With his hopes of further Mediterranean action dashed, Churchill abruptly ended his courtship of Turkey. Military and economic aid was reduced to a trickle, and blunt language began to replace once kind words of encouragement to Ankara. When the Turkish General Staff asked why its requests for equipment had not been fulfilled completely, one British general quipped that it would have clogged Turkey’s inadequate rail network for years. The British then demanded to know why Turkey had not yet joined the Allies, to which the Turks shot back that 26 Axis divisions were in position to attack Istanbul from bases in Bulgaria.
Not long after the conference the British telegraphed a secret note to Washington reporting that the Turks “insist their original demands for equipment can be reduced neither in quantity nor in quality and must be accepted in total before our treaty rights can be discussed.” This was the straw that broke the camel’s back. In no uncertain terms, U.S. and British diplomats told Turkey to end its trade with Germany immediately. The British ambassador to Ankara was instructed to report that if Turkey did not cooperate with Allied demands aid would be cut off and the Western Allies would remain silent if Stalin made postwar demands on territory around the Dardanelles.

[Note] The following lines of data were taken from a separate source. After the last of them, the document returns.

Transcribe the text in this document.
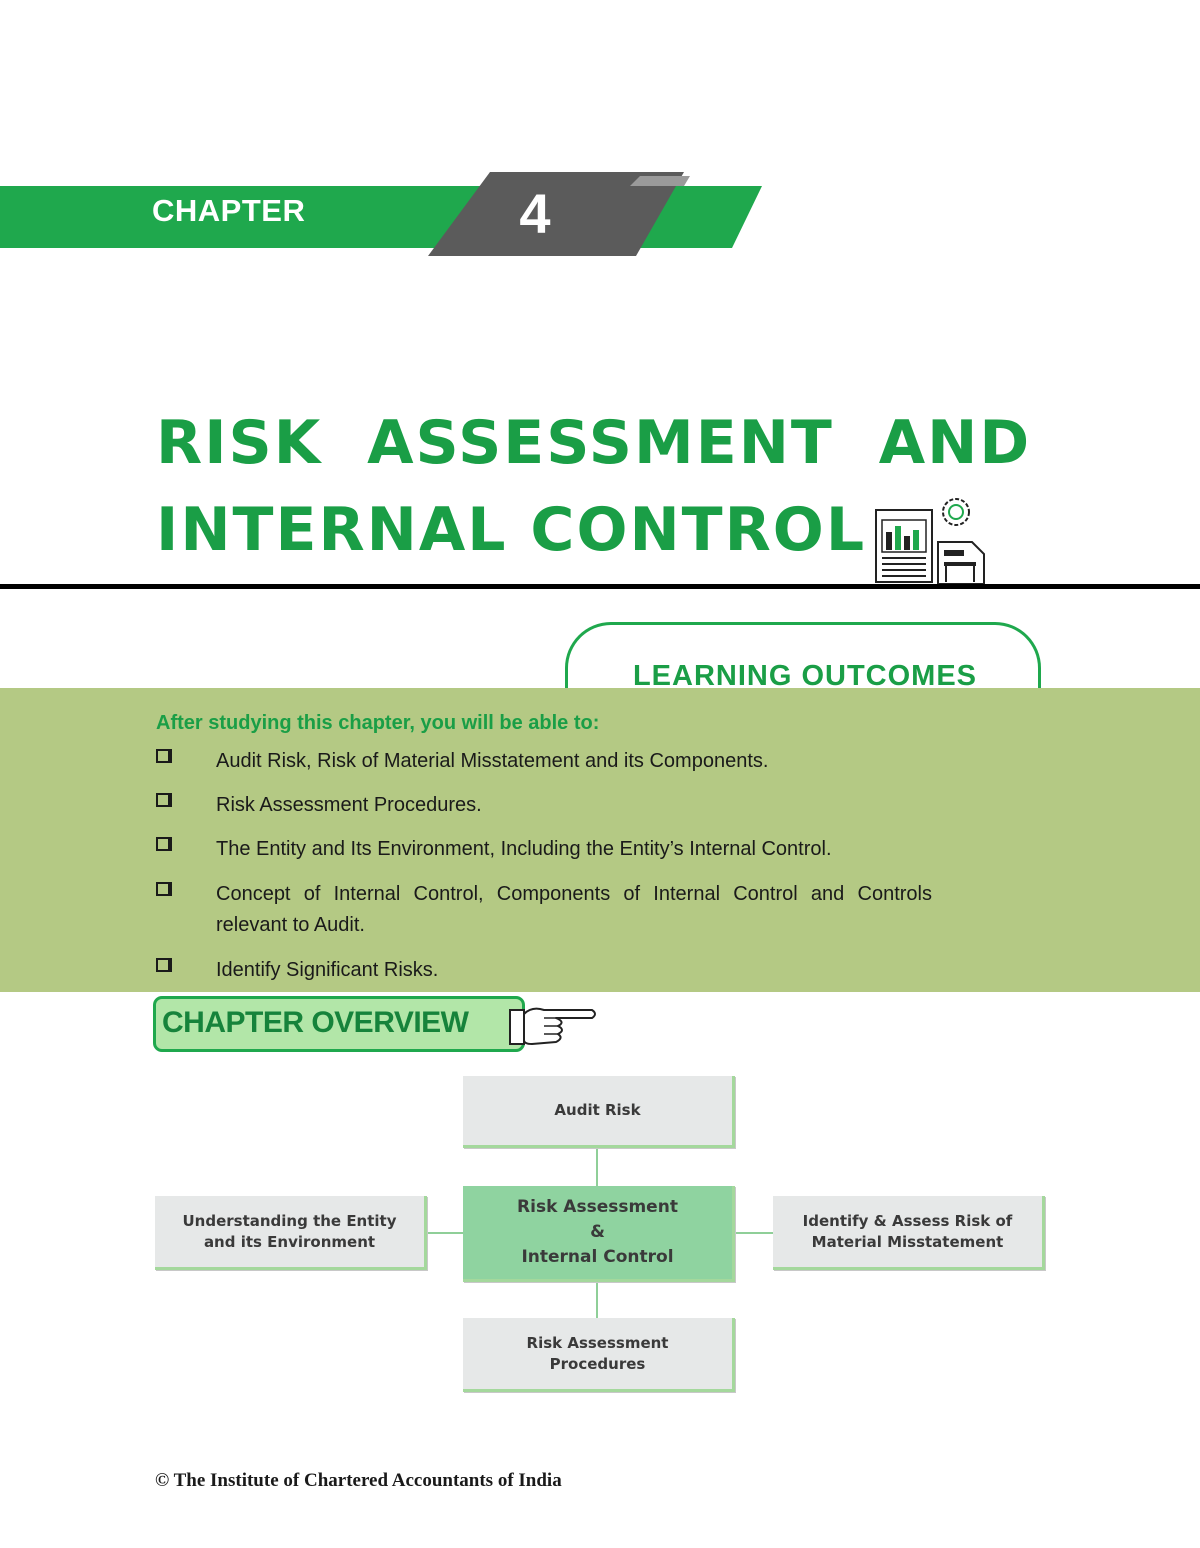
CHAPTER	4
RISK ASSESSMENT AND
INTERNAL CONTROL
LEARNING OUTCOMES
After studying this chapter, you will be able to:
Audit Risk, Risk of Material Misstatement and its Components.
Risk Assessment Procedures.
The Entity and Its Environment, Including the Entity’s Internal Control.
Concept of Internal Control, Components of Internal Control and Controls relevant to Audit.
Identify Significant Risks.
CHAPTER OVERVIEW
Audit Risk
Risk Assessment
&
Internal Control
Understanding the Entity
and its Environment
Identify & Assess Risk of
Material Misstatement
Risk Assessment
Procedures
© The Institute of Chartered Accountants of India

By early 1944, President Inönü must have realized that his double game would have to end. He never doubted that Germany would lose the war but was now faced with the rising power of his Soviet neighbor. On April 14, 1944, the Turkish National Assembly finally suspended commodity exports to Germany. Ankara severed all diplomatic relations with Berlin four months later. The Allies handed Turkey an ultimatum to declare war on Germany by March 1, 1945, if the Turks wanted a seat in the future United Nations. Just days before the ultimatum expired, Turkey finally entered the war on the Allied side. It was merely a token gesture of good faith.
Churchill’s Balkan Regrets
After the success of Operation Overlord was apparent, Churchill did everything in his power to distance himself from the Balkan invasion plans. In his memoirs the former prime minister censored and altered key pieces of evidence to make it appear he had always been a strong proponent of the Normandy invasion. The truth was that Churchill had long expressed private reservations about the invasion of France. He gloomily noted to one adviser in April 1944, “This battle [in Normandy] has been forced upon us by the Russians and by the U.S. military authorities.”
In his postwar writing Churchill bitterly maintained that if only Roosevelt had allowed him to capture the Dodecanese islands, Turkey could have been tipped into the war. This was quite unlikely since official British policy was for the islands to be returned to Greece, not Turkey. What Churchill could never admit in his memoirs was that he secretly needed Turkey’s support to allow a British invasion of the Balkans.